There are basic requirements an individual has to meet in order to qualify for SNAP benefits. First, there are citizenship requirements. Both U.S. citizens and non-U.S. citizens can qualify for the SNAP program. If an individual is a non-U.S. citizen, there are several categories in which a non-U.S. citizen could qualify. Second, SNAP calculates benefits based on one’s household. According to the United States Department of Health Food and Nutrition Service, a household is all of the people who buy and prepare meals and live together. Last, there is a work requirement that mandates that an individual who is not exempted from working must actively seek a job and accept a job offer.
Emergency benefits are a significant advantage in the SNAP program. If an individual is in need of SNAP benefits immediately, emergency SNAP benefits can be expedited within five days of applying for benefits. However, emergency benefits are granted when an individual meets certain program requirements. According to the Department of Human Services’ website, in order to qualify for emergency benefits, one’s monthly income has to be less than $150 and the assets in an individual’s bank accounts cannot equal more than $100.
Once an individual is qualified to receive SNAP funding, the individual can then use the SNAP benefits for food items.
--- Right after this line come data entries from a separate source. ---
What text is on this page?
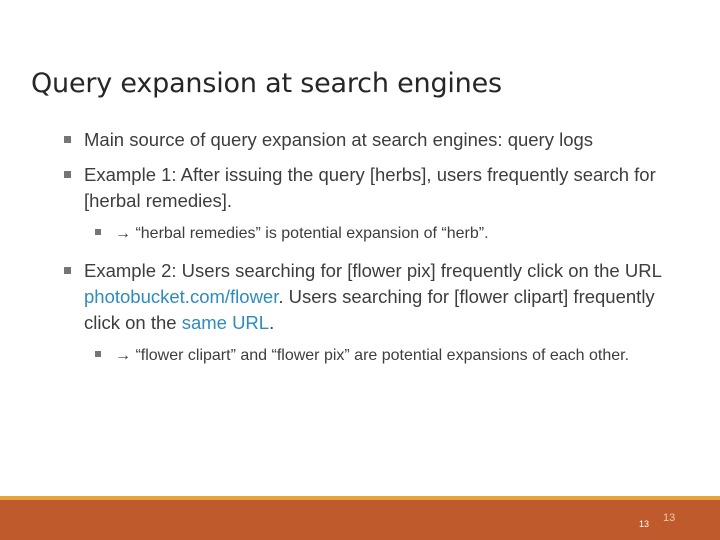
Query expansion at search engines
Main source of query expansion at search engines: query logs
Example 1: After issuing the query [herbs], users frequently search for [herbal remedies].
→ “herbal remedies” is potential expansion of “herb”.
Example 2: Users searching for [flower pix] frequently click on the URL photobucket.com/flower. Users searching for [flower clipart] frequently click on the same URL.
→ “flower clipart” and “flower pix” are potential expansions of each other.
13 13
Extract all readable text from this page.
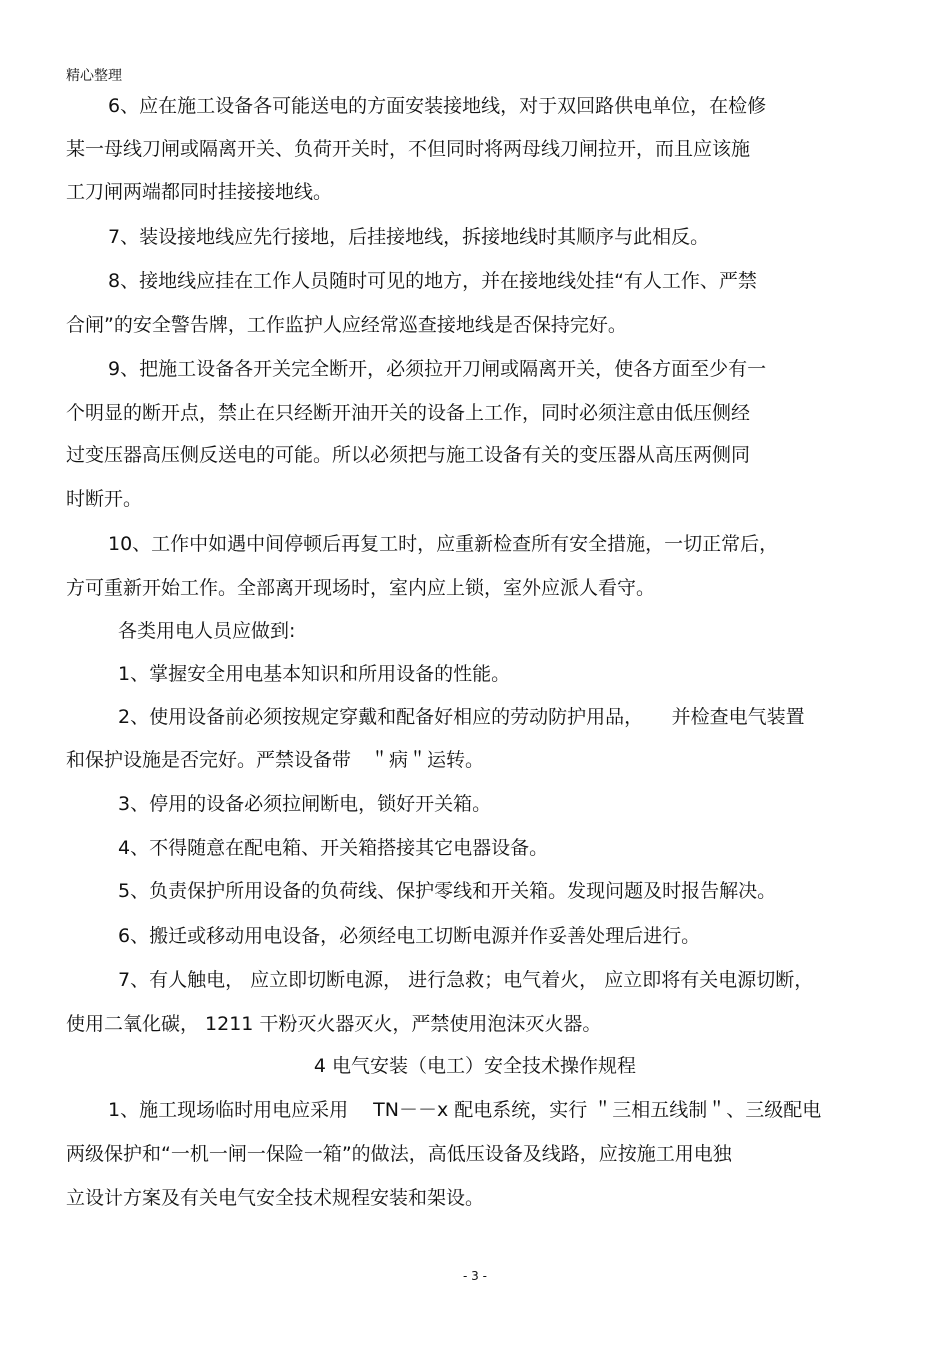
精心整理
6、应在施工设备各可能送电的方面安装接地线，对于双回路供电单位，在检修
某一母线刀闸或隔离开关、负荷开关时，不但同时将两母线刀闸拉开，而且应该施
工刀闸两端都同时挂接接地线。
7、装设接地线应先行接地，后挂接地线，拆接地线时其顺序与此相反。
8、接地线应挂在工作人员随时可见的地方，并在接地线处挂“有人工作、严禁
合闸”的安全警告牌，工作监护人应经常巡查接地线是否保持完好。
9、把施工设备各开关完全断开，必须拉开刀闸或隔离开关，使各方面至少有一
个明显的断开点，禁止在只经断开油开关的设备上工作，同时必须注意由低压侧经
过变压器高压侧反送电的可能。所以必须把与施工设备有关的变压器从高压两侧同
时断开。
10、工作中如遇中间停顿后再复工时，应重新检查所有安全措施，一切正常后，
方可重新开始工作。全部离开现场时，室内应上锁，室外应派人看守。
各类用电人员应做到:
1、掌握安全用电基本知识和所用设备的性能。
2、使用设备前必须按规定穿戴和配备好相应的劳动防护用品，　　并检查电气装置
和保护设施是否完好。严禁设备带　＂病＂运转。
3、停用的设备必须拉闸断电，锁好开关箱。
4、不得随意在配电箱、开关箱搭接其它电器设备。
5、负责保护所用设备的负荷线、保护零线和开关箱。发现问题及时报告解决。
6、搬迁或移动用电设备，必须经电工切断电源并作妥善处理后进行。
7、有人触电， 应立即切断电源， 进行急救；电气着火， 应立即将有关电源切断，
使用二氧化碳， 1211 干粉灭火器灭火，严禁使用泡沫灭火器。
4 电气安装（电工）安全技术操作规程
1、施工现场临时用电应采用　 TN－－x 配电系统，实行 ＂三相五线制＂、三级配电
两级保护和“一机一闸一保险一箱”的做法，高低压设备及线路，应按施工用电独
立设计方案及有关电气安全技术规程安装和架设。
- 3 -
Most food items in a grocery store can be bought with SNAP benefits, including nutritious foods such as breads, fruits, vegetables, dairy products, and non-nutritious foods. Non-food items and prepared food cannot be purchased under the SNAP program, such as cigarettes, alcohol, and animal food. In addition to these food restrictions, participants must report their income every month.
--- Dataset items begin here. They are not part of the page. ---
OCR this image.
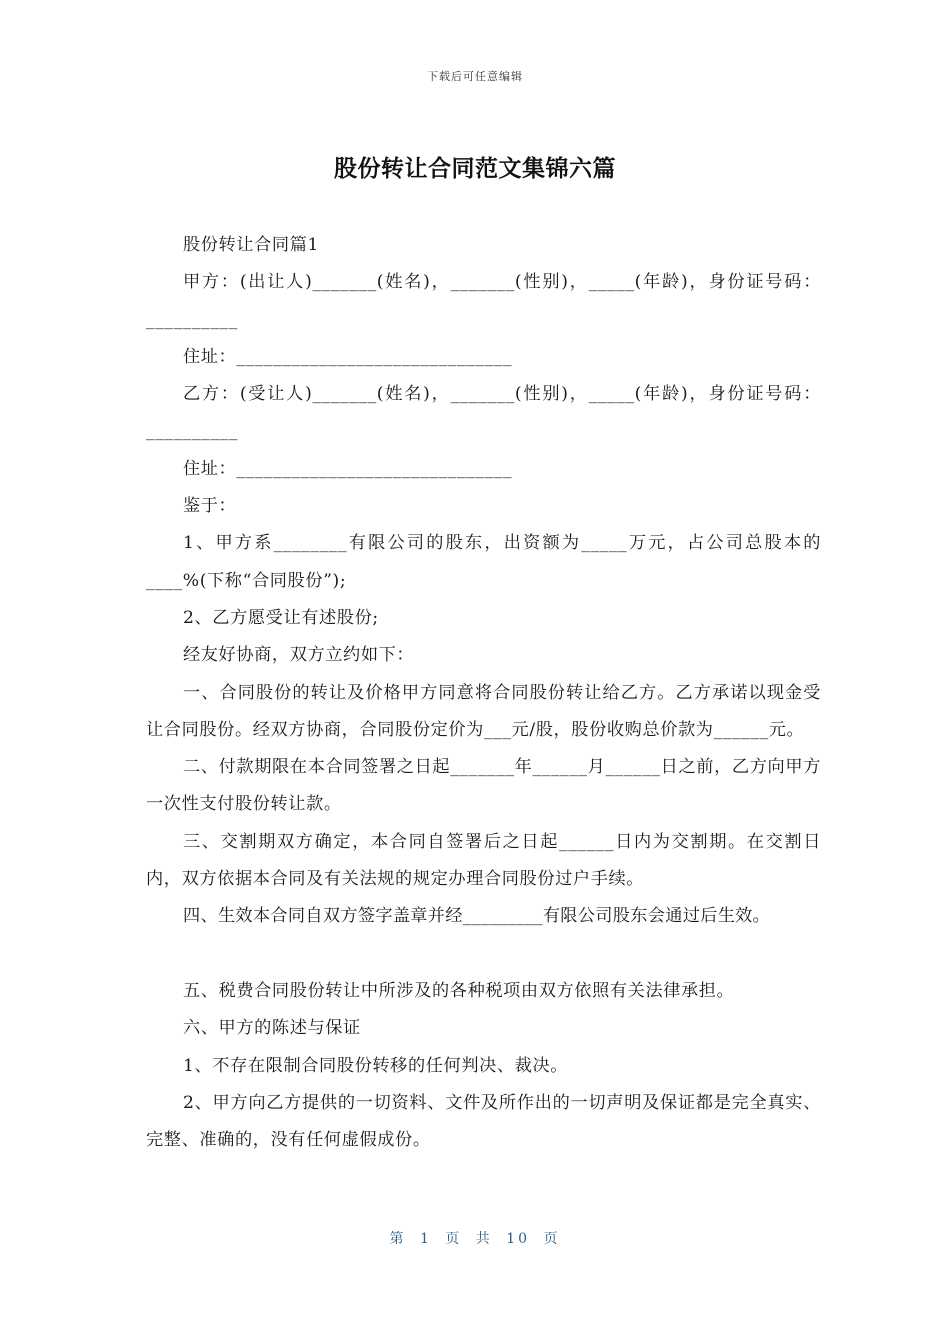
下载后可任意编辑
股份转让合同范文集锦六篇

股份转让合同篇1

甲方：(出让人)_______(姓名)，_______(性别)，_____(年龄)，身份证号码：__________

住址：______________________________

乙方：(受让人)_______(姓名)，_______(性别)，_____(年龄)，身份证号码：__________

住址：______________________________

鉴于：

1、甲方系________有限公司的股东，出资额为_____万元，占公司总股本的____%(下称“合同股份”);

2、乙方愿受让有述股份;

经友好协商，双方立约如下：

一、合同股份的转让及价格甲方同意将合同股份转让给乙方。乙方承诺以现金受让合同股份。经双方协商，合同股份定价为___元/股，股份收购总价款为______元。

二、付款期限在本合同签署之日起_______年______月______日之前，乙方向甲方一次性支付股份转让款。

三、交割期双方确定，本合同自签署后之日起______日内为交割期。在交割日内，双方依据本合同及有关法规的规定办理合同股份过户手续。

四、生效本合同自双方签字盖章并经_________有限公司股东会通过后生效。

五、税费合同股份转让中所涉及的各种税项由双方依照有关法律承担。

六、甲方的陈述与保证

1、不存在限制合同股份转移的任何判决、裁决。

2、甲方向乙方提供的一切资料、文件及所作出的一切声明及保证都是完全真实、完整、准确的，没有任何虚假成份。

第 1 页 共 10 页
One of the more controversial issues is that there is no asset requirement in order to be eligible for SNAP. Notwithstanding two minor exceptions, asset limits have been eliminated in all households in the State of Illinois. This characteristic of SNAP increases the likelihood that one could abuse the SNAP program. For example, even if someone is not working and can qualify for SNAP, he or she may have assets of two million dollars. While this is not likely to happen, it is a risk that can be withstood. The right to food is a basic right. People cannot and should not starve, and, moreover, the government has an obligation to fulfill this right. It would be difficult to comprehend a program that could better serve the thousands of Americans who are in need of food. Moreover, would we not rather ensure that most people have access to food? The concerns surrounding SNAP are present and are owed deference, but at this point in time, what is the alternative? A person’s ability to access food outweighs the negative implications of the program because the risk of depriving those who are in actual need of the system is too great.